Following the restructuring, Core Scientific began repurposing parts of its data center infrastructure to support artificial intelligence and high-performance computing (HPC) workloads alongside its Bitcoin mining operations.
That shift accelerated in June 2024, when the company signed a 12-year agreement with AI cloud provider CoreWeave to supply data center capacity for HPC.
A year later, CoreWeave sought to deepen the relationship through a proposed acquisition, agreeing in July 2025 to buy Core Scientific in an all-stock transaction valued at about $9 billion. However, the merger failed to gain sufficient shareholder approval during a vote in October and did not move forward.

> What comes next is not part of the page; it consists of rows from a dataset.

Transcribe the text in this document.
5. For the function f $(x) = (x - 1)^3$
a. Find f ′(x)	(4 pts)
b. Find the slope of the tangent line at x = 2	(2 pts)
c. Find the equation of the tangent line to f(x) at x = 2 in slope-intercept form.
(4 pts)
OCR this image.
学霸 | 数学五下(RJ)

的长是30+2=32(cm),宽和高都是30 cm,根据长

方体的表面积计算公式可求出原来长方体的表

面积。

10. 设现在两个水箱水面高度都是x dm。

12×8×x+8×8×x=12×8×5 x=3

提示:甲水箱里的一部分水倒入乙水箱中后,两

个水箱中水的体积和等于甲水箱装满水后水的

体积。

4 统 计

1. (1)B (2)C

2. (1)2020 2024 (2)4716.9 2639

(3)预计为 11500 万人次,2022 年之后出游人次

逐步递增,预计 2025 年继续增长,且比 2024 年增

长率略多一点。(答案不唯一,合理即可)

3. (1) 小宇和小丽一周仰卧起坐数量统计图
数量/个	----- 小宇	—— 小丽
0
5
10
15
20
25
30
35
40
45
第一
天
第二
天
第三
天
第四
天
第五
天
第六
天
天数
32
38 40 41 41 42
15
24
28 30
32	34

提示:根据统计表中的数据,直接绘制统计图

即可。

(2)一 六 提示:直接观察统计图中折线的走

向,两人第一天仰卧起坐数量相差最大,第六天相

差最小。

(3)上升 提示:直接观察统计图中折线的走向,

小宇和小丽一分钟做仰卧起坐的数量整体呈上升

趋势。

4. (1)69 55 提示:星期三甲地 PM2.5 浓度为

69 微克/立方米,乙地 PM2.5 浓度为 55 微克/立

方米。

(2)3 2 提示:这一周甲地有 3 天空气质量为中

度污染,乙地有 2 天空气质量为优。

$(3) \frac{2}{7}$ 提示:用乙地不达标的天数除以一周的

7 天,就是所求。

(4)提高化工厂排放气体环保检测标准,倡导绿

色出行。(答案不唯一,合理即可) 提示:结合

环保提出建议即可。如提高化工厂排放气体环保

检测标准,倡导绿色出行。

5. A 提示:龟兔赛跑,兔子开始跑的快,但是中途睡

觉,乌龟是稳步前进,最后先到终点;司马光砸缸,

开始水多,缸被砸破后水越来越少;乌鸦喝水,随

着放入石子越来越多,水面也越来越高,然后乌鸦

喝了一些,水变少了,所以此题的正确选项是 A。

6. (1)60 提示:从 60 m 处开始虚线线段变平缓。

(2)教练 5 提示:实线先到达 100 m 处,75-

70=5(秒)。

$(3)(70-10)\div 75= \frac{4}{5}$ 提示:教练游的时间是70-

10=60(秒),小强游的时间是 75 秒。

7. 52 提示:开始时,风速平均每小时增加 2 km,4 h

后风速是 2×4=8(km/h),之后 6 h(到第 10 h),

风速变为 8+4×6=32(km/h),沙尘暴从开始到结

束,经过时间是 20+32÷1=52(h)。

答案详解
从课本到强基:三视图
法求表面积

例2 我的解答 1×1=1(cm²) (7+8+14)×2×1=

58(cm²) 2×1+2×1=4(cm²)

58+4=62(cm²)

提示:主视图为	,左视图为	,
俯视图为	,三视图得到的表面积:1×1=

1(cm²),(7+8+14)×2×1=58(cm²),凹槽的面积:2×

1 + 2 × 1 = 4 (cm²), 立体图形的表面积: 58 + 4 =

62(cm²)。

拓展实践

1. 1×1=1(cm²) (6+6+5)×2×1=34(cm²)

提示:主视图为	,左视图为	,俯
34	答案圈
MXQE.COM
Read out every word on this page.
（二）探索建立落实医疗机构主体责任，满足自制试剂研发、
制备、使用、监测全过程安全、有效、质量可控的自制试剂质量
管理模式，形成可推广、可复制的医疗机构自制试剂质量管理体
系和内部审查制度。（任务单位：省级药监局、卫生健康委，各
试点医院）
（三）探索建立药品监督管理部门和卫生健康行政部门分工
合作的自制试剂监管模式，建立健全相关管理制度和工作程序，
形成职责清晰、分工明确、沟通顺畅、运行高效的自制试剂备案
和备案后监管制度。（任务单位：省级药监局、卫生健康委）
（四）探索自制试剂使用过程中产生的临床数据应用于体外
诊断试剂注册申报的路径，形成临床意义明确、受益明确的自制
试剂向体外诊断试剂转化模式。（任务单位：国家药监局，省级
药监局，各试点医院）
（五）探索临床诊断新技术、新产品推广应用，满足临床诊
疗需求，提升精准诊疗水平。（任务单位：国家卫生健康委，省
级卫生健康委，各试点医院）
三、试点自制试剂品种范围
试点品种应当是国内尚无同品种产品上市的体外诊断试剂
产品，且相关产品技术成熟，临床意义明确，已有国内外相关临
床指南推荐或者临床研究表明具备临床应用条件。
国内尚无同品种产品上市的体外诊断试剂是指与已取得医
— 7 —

Several other Bitcoin mining companies have also begun repurposing their infrastructure to support AI and HPC workloads in recent months.
In July, Hive Digital Technologies said it was expanding into HPC, building an AI infrastructure business that it expects could reach $100 million in annual revenue.
About a month later, TeraWulf signed 10-year colocation agreements with AI infrastructure company Fluidstack valued at $3.7 billion, with Google backing about $1.8 billion of the lease obligations.